The Latin for state is res publica, ‘the people’s property/business/affairs’, and the Roman statesman Cicero took the view that the res publica was best served by laws whose sole aim was the republic’s ‘security and common interests’ (salus atque utilitas rei publicae). The 17th-century thinkers Hobbes, Locke and Spinoza and 18th-century Americans such as the key republican ‘founding father’ John Adams eagerly took up Cicero’s formulation.
But what does salus actually mean? Hobbes used it to justify state control, Adams independence from British rule. But in the famous Roman formulation salus populi suprema lex esto (‘the security of the people will be the highest law’), the context makes it clear that salus refers to the soldiers’ absolute priority — the protection of citizens and state that only soldiers could provide in times of military crisis.

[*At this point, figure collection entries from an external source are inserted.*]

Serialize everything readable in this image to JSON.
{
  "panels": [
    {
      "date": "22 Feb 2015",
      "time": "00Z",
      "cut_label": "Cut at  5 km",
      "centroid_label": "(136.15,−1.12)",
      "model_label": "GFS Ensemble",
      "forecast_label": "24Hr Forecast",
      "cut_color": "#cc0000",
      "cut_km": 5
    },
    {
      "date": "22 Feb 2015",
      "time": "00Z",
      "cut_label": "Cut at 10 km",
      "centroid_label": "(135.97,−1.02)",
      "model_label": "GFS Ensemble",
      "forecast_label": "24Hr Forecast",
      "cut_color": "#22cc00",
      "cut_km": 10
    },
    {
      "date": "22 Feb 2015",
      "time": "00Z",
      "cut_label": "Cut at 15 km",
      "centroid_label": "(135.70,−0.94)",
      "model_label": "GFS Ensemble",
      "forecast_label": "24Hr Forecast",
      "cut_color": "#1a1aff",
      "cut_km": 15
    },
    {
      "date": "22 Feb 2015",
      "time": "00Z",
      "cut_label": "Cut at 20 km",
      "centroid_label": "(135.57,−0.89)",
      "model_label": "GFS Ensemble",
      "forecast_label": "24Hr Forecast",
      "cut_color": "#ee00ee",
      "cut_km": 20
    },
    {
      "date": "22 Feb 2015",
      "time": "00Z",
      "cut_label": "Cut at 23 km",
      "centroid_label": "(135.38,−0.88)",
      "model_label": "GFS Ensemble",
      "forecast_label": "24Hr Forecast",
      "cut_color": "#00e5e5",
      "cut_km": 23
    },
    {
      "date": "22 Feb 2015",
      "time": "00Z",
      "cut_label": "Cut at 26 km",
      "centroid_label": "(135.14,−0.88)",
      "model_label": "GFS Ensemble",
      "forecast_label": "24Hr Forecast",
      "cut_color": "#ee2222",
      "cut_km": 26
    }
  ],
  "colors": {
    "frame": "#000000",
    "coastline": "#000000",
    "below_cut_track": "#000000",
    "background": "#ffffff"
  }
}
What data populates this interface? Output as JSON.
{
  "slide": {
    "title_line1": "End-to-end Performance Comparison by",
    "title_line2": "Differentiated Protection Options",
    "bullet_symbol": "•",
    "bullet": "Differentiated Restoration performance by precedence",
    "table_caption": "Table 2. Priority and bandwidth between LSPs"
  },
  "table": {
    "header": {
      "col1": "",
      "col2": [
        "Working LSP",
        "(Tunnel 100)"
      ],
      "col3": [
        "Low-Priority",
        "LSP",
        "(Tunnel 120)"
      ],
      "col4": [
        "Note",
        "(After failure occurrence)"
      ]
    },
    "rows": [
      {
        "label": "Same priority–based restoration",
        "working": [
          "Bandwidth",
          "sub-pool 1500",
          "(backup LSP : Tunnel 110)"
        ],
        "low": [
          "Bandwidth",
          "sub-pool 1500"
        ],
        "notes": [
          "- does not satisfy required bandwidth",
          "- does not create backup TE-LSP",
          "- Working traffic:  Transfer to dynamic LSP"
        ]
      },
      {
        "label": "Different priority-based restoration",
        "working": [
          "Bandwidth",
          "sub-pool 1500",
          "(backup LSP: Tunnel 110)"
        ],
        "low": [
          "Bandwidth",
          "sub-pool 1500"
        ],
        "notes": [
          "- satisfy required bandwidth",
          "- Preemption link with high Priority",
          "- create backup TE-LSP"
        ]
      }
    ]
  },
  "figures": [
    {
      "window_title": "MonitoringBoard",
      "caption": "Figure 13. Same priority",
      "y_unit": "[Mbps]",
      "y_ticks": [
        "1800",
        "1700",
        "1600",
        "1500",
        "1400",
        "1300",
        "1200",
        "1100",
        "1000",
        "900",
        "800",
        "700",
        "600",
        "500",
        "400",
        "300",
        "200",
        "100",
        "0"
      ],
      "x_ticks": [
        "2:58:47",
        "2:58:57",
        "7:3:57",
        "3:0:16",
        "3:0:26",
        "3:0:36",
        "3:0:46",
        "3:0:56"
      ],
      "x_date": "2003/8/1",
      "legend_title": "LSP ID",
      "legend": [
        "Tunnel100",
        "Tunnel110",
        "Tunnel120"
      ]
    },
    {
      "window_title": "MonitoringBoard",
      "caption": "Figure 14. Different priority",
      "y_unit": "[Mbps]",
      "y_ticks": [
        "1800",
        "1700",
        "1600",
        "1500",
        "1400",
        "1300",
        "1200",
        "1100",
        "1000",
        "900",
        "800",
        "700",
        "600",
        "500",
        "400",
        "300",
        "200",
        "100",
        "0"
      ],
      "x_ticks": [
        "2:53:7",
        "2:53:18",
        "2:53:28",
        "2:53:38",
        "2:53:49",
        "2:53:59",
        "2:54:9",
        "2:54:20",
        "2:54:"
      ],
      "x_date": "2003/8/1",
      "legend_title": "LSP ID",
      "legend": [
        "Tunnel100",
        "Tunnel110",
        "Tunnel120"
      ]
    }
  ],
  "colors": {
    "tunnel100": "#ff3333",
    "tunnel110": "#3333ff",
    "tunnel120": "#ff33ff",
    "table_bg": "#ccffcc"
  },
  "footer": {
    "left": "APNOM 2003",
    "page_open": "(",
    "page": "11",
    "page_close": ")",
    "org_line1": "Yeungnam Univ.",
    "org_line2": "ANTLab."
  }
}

As for libertas, during the Roman republic that meant equality before the law and protection from abuse by officials; for the elite, it also meant freedom to compete for high office on equal terms (no dictators). Speech did not come into it — unless it threatened public order or state security.
Thanks to the internet and a global world, threats from free speech to the salus of our state are far more severe. They must therefore meet with a more severe response. Since we do not want a Hobbesian solution — people taking the law into their own hands because the state will not protect them — the question becomes: how far can the law protect us? Lawyers assent to the proposition fiat iustitia, ruat caelum: ‘let justice be done, though the heavens fall in’ (1602). But one needs life to enjoy liberty; and if the heavens do fall in because the law does not deliver security, where is the liberty (let alone justice) in that?